You know, "the more things change, the more they stay the same," which is true, of course. Teenagers are always going to experiment sexually, socially, risk themselves romantically and emotionally with passion and perhaps not a lot of forethought"that's their job. It's just that when I was a kid, the kind of notoriety that followed a bad move could be contained. You didn't read about it on Page Six or Gawker . Parents didn't sue schools for suspending kids, or each other, although probably some of the scores raised in my book might have been settled through fists, violence, and the court of the streets. Lives have always been ruined by heedless acts, but perhaps not so loudly and thoroughly. So in some ways the stakes have changed.
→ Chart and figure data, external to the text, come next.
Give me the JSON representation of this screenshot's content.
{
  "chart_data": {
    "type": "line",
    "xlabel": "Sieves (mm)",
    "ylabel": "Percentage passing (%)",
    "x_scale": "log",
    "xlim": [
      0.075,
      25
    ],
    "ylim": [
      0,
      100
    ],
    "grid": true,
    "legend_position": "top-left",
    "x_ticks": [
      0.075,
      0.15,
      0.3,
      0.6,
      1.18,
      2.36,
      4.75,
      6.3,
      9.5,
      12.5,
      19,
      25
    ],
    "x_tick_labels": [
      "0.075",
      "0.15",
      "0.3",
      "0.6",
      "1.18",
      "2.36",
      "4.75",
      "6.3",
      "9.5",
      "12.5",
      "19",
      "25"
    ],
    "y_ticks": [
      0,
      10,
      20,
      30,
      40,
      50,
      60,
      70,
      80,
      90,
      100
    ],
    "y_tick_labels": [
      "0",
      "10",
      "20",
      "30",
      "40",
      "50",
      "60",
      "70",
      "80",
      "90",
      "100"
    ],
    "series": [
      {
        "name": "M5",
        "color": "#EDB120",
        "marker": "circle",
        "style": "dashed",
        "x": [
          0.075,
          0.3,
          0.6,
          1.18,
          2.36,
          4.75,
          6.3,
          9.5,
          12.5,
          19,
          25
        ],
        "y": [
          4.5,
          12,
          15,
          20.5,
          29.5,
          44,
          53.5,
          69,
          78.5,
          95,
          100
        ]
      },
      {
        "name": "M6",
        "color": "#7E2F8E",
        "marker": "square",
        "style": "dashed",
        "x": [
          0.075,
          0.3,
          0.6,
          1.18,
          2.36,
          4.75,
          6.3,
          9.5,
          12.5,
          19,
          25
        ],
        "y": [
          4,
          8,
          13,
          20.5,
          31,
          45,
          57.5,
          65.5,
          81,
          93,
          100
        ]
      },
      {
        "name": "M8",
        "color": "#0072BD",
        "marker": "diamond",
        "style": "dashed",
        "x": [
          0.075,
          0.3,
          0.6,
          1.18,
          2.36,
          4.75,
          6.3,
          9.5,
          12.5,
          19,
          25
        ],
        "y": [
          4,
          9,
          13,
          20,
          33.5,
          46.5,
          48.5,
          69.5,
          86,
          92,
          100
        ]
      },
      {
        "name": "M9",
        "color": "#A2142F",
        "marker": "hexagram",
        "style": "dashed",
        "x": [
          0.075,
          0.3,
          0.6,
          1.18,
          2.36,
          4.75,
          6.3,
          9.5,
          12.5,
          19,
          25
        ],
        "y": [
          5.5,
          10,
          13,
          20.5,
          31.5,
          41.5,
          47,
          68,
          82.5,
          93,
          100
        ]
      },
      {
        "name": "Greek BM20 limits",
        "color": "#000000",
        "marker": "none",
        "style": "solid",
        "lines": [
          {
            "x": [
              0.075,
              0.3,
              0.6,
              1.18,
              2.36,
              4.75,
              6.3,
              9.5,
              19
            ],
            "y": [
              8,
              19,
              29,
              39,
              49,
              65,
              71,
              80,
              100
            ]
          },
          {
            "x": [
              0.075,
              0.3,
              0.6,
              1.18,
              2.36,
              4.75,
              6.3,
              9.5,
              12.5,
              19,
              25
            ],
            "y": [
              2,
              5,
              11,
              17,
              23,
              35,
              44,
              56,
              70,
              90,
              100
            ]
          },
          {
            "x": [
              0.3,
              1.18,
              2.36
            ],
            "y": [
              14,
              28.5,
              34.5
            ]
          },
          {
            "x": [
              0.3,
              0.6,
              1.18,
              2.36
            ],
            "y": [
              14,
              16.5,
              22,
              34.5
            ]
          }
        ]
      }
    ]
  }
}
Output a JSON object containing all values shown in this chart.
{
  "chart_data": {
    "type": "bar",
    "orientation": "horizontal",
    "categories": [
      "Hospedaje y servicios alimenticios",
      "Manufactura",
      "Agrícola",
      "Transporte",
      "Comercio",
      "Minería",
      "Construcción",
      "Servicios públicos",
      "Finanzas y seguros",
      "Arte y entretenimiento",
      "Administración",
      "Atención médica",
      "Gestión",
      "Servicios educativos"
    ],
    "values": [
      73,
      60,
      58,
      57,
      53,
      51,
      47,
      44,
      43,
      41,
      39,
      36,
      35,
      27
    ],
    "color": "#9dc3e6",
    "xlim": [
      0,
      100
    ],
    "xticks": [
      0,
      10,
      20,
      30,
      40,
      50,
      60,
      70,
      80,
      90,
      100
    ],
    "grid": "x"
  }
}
The other big change I see is in sex roles. Growing up in the '70s, feminism was a big part of my consciousness and the rhetoric in the world that surrounded me. As girls, we were taught that we needed to have our own careers and aspirations, we needed to be able to take care of ourselves. We were taught not to depend on our sexuality to get us ahead. Again and again, I heard: You girls can do anything you want. And clearly, many things have changed for women for the better. My little friend from elementary school Elena Kagan grew up to be a Supreme Court justice. Call that pride by lack of association, as I haven't seen her in 35 years, but boy, am I thrilled about her. What amazed me when my children were in private school was the amount of highly educated women, with M.B.A.s and Ph.D.s and law degrees, who opted out of the workforce. They often did this for good, loving parental reasons"to be active parents to their kids. They had all the choice in the world, and they chose to stay home. I found that interesting. But still"the brain drain! And what was to be done with all that drive and intelligence? Similarly, men who also had choices (a minority"most of us have no choice but to work as much as we can) seemed locked in a different paradigm. All the flexibility the '70s promised in the workplace and the family seemed to me a vanished dream. These guys appeared to shoulder a tremendous amount of responsibility for their families, and in this way we'd almost moved backward, it seemed. The message then to many young girls, even young girls
of privilege, from what they see at home, school, in the media, in the fashion magazines, and in the stores, was that the way to get what you want was through sexuality and appearance. Oddly enough, even though we did not have the same opportunities these kids have, my friends and I as teenagers did not see ourselves like that.